In his opening paragraph, Jim Overfield acknowledges the derision and mockery often directed at Buffalo. Within the book are several anecdotes that not only show the city's link to baseball history -- the reserve clause was devised at a meeting of team owners in Buffalo in 1879, for example -- but illustrate the resilience of Buffalonians, especially when it comes to baseball.
The survival of professional baseball in the city often relied on people like Joe Overfield, public-spirited individuals willing to spend their own time and money to prevent the franchise from falling apart. Bob Rich Jr., dubbed "Buffalo's ultimate booster" by the Buffalo News in 2017, stepped up and purchased a Triple-A franchise to bring to the city just two years before the original "Seasons" went to print.
But the story that resonated most for Jim Overfield occurred in 1933, during the Great Depression. The Bisons needed a late run to finish the regular season one game under .500 and secure the final seed in the inaugural International League playoffs.
"Right in the depths of the depression, Buffalo, like everywhere else, was suffering. Minor League baseball was on the ropes. Leagues and teams collapsing right and left," Overfield said.
But a playoff game against Rochester at Bisons Stadium was overrun by fans. Some climbed fences if they couldn't sneak in, others gathered outside the ticket offices, clamoring and shouting. The game was not going to be broadcast on the radio, but the unexpected crowd of nearly 24,000 forced the owner to change his mind.
"He shouted out of his office window, 'OK we're going to allow the game to be broadcast, go home and listen on the radio,'" Overfield said. "It's an extraordinary story."

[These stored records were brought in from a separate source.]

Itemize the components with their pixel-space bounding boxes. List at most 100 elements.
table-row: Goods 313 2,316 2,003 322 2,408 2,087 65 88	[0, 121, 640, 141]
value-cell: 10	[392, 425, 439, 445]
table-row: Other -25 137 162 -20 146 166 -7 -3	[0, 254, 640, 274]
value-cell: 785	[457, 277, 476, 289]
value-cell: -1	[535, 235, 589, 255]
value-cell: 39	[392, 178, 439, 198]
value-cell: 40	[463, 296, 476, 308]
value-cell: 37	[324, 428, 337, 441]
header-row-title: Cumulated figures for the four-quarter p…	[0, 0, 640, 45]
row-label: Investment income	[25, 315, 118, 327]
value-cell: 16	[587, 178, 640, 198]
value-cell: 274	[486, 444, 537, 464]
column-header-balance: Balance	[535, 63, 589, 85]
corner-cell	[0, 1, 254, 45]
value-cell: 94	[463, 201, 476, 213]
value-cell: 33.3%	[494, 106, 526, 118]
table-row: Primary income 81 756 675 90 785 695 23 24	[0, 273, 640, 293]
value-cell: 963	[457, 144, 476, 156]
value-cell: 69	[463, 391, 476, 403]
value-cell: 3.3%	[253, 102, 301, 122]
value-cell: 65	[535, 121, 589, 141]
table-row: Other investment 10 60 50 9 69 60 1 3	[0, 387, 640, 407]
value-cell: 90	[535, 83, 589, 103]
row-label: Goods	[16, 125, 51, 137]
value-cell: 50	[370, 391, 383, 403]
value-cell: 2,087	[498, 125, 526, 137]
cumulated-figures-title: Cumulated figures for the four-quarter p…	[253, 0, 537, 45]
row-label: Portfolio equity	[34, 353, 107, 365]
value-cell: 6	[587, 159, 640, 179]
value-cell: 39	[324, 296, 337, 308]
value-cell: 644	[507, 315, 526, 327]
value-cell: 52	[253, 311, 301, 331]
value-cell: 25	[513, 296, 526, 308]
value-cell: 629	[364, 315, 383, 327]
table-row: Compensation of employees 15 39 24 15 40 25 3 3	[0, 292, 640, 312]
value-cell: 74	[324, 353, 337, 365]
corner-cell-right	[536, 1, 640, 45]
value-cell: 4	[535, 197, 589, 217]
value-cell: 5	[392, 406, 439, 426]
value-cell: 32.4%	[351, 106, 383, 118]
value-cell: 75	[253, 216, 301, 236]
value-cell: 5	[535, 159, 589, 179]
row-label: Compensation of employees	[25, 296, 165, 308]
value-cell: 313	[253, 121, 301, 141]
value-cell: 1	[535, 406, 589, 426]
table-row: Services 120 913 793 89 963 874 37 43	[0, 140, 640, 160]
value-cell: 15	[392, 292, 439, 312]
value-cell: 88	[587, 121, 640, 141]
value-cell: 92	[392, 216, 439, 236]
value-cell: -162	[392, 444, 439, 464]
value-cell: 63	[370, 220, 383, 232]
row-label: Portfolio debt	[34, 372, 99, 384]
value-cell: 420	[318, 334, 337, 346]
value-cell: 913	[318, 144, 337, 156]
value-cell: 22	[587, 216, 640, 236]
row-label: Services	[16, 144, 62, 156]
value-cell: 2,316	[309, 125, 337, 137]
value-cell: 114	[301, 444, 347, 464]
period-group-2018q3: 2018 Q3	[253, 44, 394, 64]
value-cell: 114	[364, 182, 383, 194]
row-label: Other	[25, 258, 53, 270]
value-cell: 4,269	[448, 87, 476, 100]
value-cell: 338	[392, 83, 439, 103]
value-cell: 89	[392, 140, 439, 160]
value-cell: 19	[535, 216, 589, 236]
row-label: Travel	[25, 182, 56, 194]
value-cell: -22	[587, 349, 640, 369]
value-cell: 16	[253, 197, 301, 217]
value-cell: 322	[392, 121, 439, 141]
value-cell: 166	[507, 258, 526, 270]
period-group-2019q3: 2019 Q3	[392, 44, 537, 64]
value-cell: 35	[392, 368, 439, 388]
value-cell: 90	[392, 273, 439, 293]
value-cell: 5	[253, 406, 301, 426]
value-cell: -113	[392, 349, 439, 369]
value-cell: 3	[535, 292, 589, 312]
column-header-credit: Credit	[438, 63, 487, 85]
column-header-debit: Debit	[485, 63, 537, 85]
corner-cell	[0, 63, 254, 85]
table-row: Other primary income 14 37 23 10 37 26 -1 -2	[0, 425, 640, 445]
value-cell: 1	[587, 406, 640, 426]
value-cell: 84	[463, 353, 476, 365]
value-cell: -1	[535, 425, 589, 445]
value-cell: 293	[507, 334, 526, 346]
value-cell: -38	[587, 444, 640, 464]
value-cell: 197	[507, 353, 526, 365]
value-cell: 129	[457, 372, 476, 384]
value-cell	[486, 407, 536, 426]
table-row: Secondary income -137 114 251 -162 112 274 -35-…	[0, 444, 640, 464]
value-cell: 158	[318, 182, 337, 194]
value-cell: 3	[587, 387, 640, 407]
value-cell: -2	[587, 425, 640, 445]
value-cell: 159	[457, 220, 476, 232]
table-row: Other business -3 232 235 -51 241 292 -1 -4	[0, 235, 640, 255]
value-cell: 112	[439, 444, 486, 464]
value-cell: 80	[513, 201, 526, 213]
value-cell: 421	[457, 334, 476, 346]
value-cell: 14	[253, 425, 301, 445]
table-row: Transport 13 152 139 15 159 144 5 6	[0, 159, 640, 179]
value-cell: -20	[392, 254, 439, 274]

Jim Overfield wrote in the foreword of the updated work that project is "a way to honor his father's memory by preserving a body of his work that otherwise might be lost." He described his father as the fourth collaborator, along with Frank and Billoni.
"When he was alive, we routinely critiqued drafts of each other's works-in-progress and made suggestions about how they might be improved," Overfield wrote. "I felt I was doing the same with this project."
The group hopes to publish the updated version of "Seasons" in June, fittingly right around Father's Day, and -- hopefully -- the resumption of International League play.